Avaler (difficulté à)
Consultation médecin
L'examen et l'interrogatoire du patient
Ils doivent permettre le diagnostic dans environ 80 % des cas.
Une dysphagie transitoire de courte durée est peut-être due à un processus inflammatoire.
Une dysphagie survenant par épisodes aux aliments solides et existant depuis de nombreuses années est généralement le résultat d'une maladie bénigne comme un anneau oesophagien inférieur.
Une dysphagie survenant pendant l'absorption d'aliments solides oriente vers une dysphagie d'origine mécanique avec une diminution du calibre de l'œsophage. Dans ce cas, l'absorption de liquide facilite le passage des aliments « coincés ».

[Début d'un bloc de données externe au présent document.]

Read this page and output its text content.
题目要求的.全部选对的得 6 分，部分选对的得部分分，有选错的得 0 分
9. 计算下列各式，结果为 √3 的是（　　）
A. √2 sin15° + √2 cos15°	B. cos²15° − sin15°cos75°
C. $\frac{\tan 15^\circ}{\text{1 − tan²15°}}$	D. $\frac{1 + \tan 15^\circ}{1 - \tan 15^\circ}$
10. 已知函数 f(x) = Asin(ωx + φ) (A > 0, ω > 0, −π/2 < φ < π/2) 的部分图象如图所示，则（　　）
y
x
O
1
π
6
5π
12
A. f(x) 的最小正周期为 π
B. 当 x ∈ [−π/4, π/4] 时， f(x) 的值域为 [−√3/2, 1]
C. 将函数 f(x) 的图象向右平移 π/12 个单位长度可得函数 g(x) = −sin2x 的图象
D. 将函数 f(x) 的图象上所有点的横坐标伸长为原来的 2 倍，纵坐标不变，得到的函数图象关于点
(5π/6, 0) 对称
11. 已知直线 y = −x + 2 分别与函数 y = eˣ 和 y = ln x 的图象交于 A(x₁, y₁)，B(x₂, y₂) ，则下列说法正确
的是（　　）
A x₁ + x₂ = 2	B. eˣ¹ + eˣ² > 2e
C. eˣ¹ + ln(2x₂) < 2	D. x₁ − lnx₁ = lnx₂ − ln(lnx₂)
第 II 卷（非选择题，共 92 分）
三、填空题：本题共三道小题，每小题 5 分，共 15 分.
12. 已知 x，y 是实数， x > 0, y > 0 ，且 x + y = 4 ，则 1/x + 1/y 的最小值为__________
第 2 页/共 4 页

Une dysphagie qui concerne les aliments solides et liquides oriente vers une diminution du calibre de l'œsophage déjà évoluée.
Quand le passage des aliments solides ou liquides survient dès le début la dysphagie, cela traduit un problème moteur lié à l'achalasie ou à des spasmes diffus de l'œsophage.
La position du malade est également importante à considérer. En effet, lors de la sclérodermie, la dysphagie au cours de l'absorption de liquides est influencée par la position debout et inversement pour l'absorption de solides.
Une dysphagie progressive depuis quelques semaines ou quelques mois peut être le résultat d'un cancer (carcinome) de l'œsophage.
En présence d'un hoquet, il faut rechercher une lésion de la portion distale (terminale) de l'œsophage.
Lors de l'examen, l'auscultation peut déceler un sifflement au niveau des poumons qui peut être associé à une dysphagie et traduire l'existence d'une tumeur du médiastin (zone où se situe le cœur entre les deux poumons).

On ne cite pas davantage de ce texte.